Con la que está cayendo y probablemente por eso, la Mesa del Congreso ha dedicado dos resoluciones al importante asunto de sor Maravillas. La primera para acordar la erección, con perdón, de una placa conmemorativa de la vida y muerte de una monja desconocida en el Congreso y la segunda, obviamente, para desdecirse del despropósito.
Reconozco la ignorancia en materia de santoral y miscelánea conventual. No tenía ni tengo idea de quien fue esta señora ni los méritos que la adornan para subir a los altares de la Iglesia Católica. Todo eso carece de interés.
En fin, no creí que llegaría a ver esto en la España aconfesional. En las iglesias, recintos privados e incluso públicos, por no exagerar, parece comprensible instalar efigies y demás estampas. Ya se sabe que en España a nada que se haga algo especial te ponen una placa. Pero en el Congreso, en el lugar en que la ley consagra el pluralismo civil. En el espacio más solemne de un estado aconfesional hay que desvariar mucho para pensar que se puede poner un cuadro a esa monja entre próceres civiles españoles que han escrito páginas de la historia de España.

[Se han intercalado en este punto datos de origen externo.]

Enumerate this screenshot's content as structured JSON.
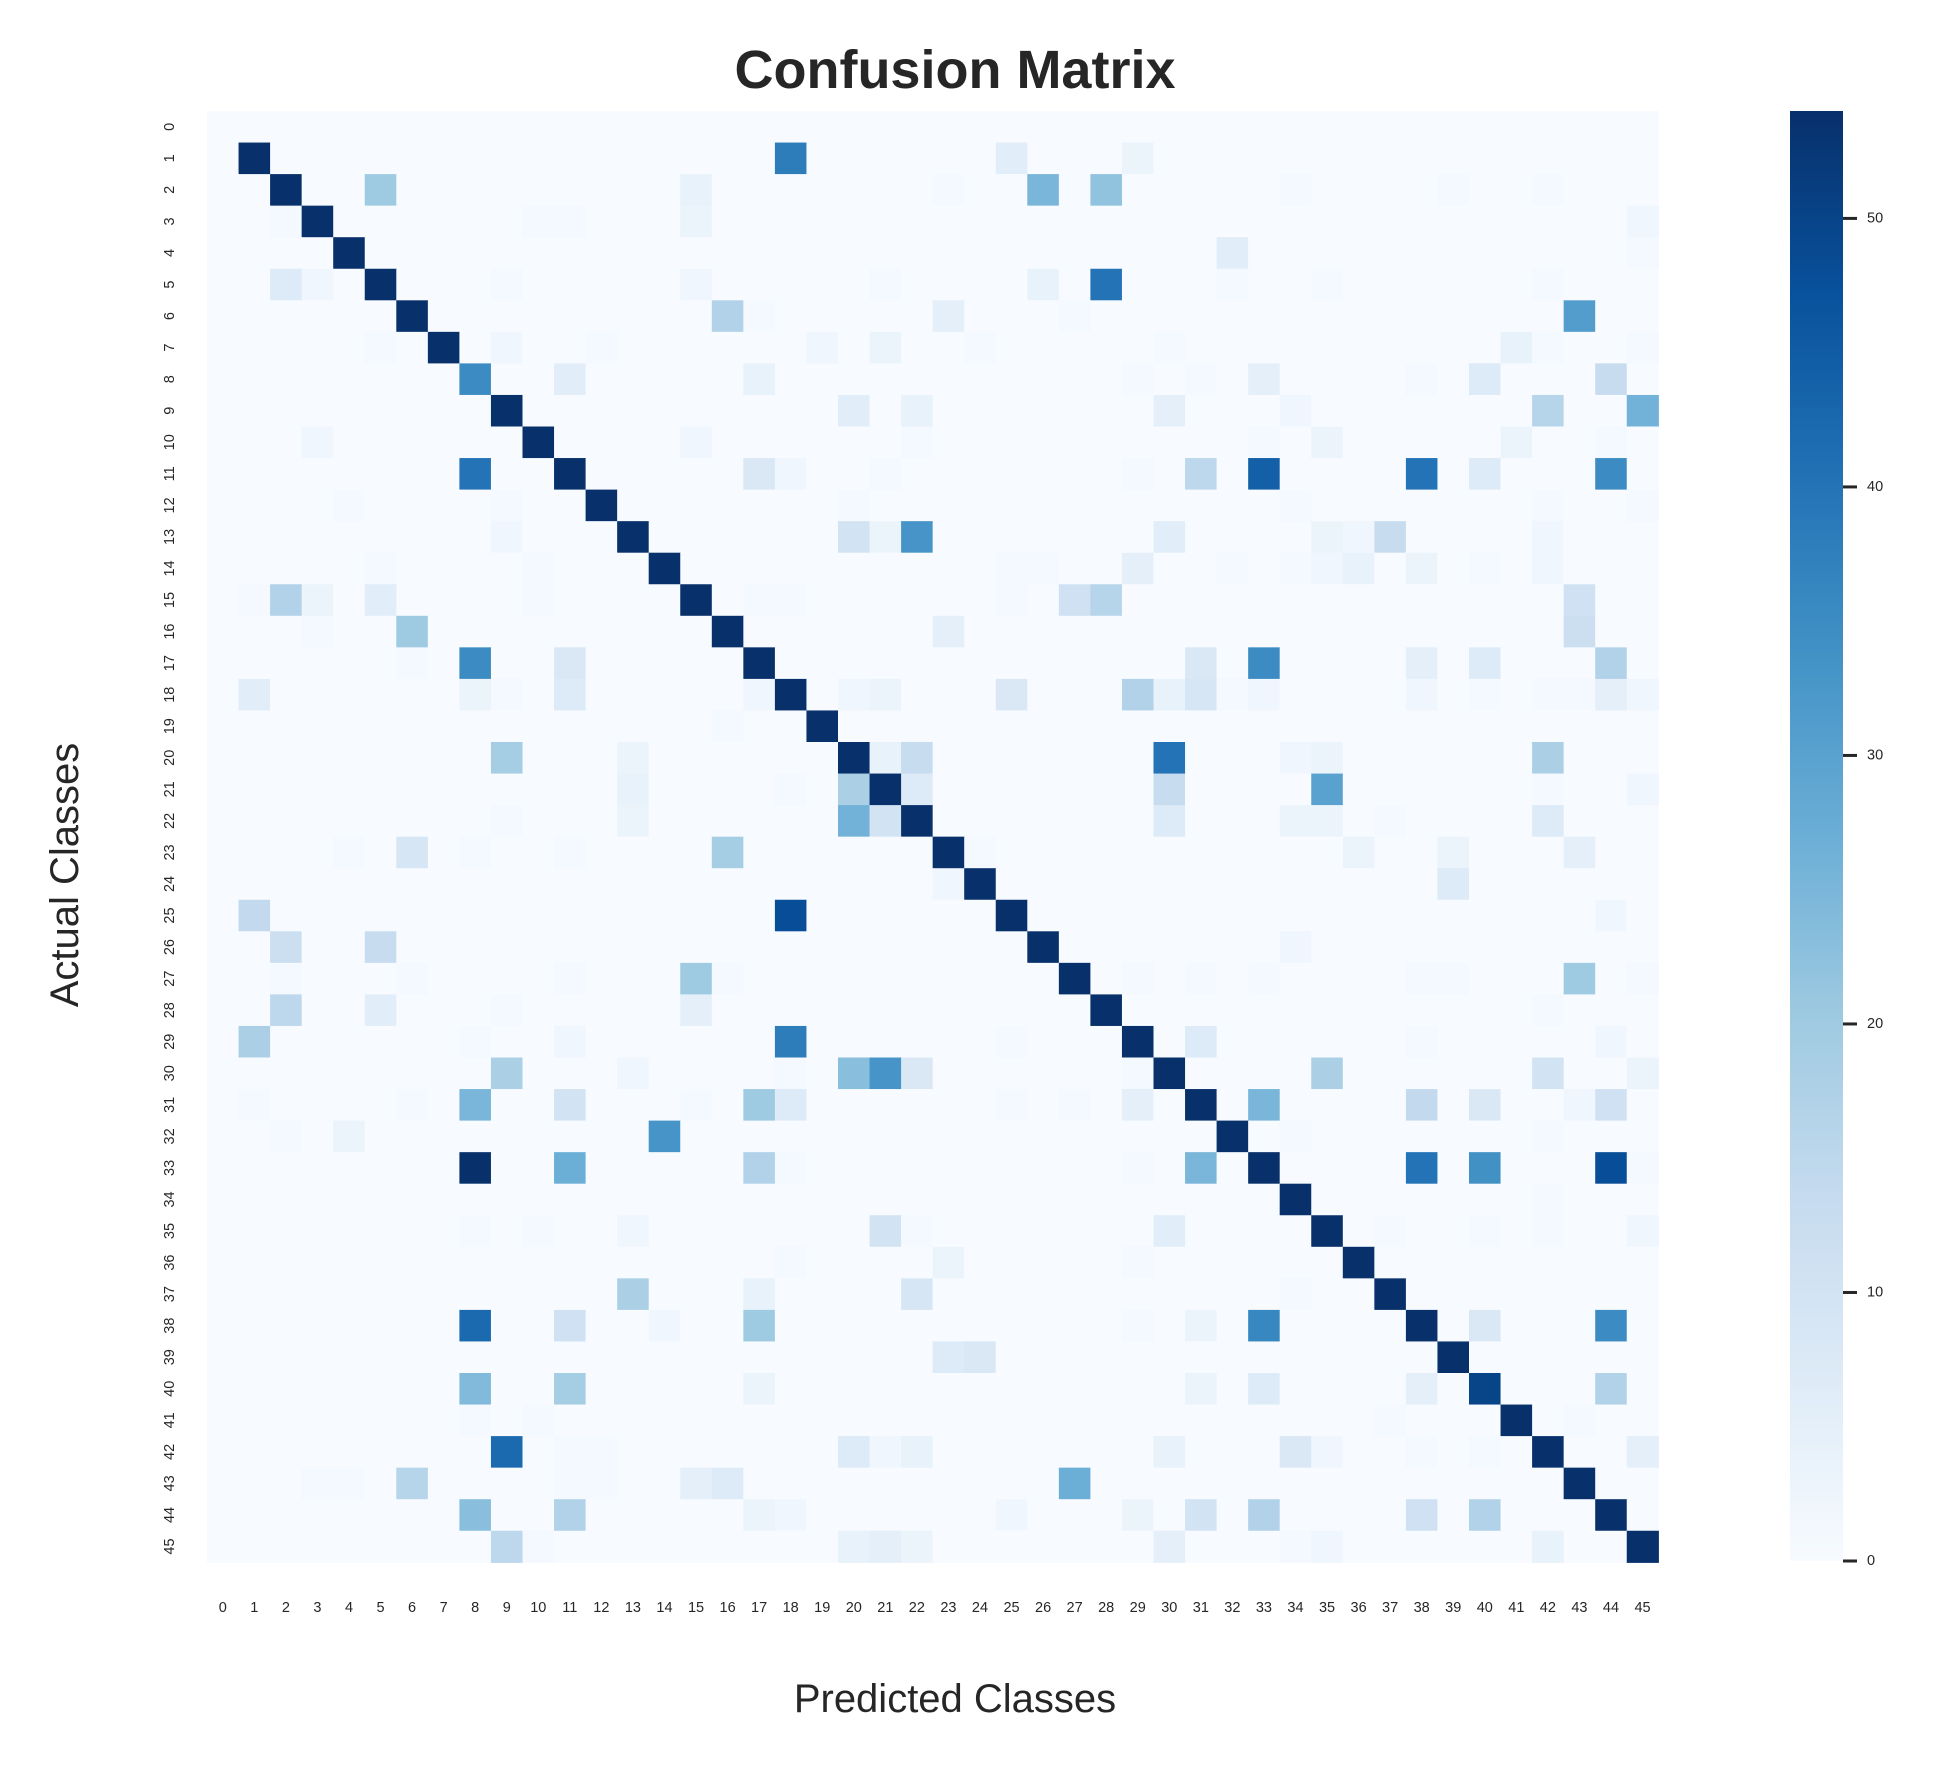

Los símbolos religiosos ocupando espacios civiles que albergan a la representación plural de la ciudadanía sobran. La religión y las creencias que la sustentan pertenecen al estricto ámbito privado.
Pasar la religión al ámbito de lo público y de lo oficial es discriminar en razón de fe religiosa. Sobran los crucifijos en las escuelas públicas. Es grotesco que otro presida la mesita de la Constitución cuando prometen sus cargos los ministros. Jurar por Dios cumplir con los deberes de un cargo público civil es juntar churras con merinas, debería excluirse de las fórmulas protocolarias. Y en esto no hay derechas ni izquierdas. Es cuestión de respeto. La religión, insisto, es un asunto privado aún más, íntimo. Y resulta casi obsceno exhibirlo impúdicamente en público y frente a un público que no tiene que practicar obligatoriamente un rito religioso. Y va también por las procesiones y los pregones.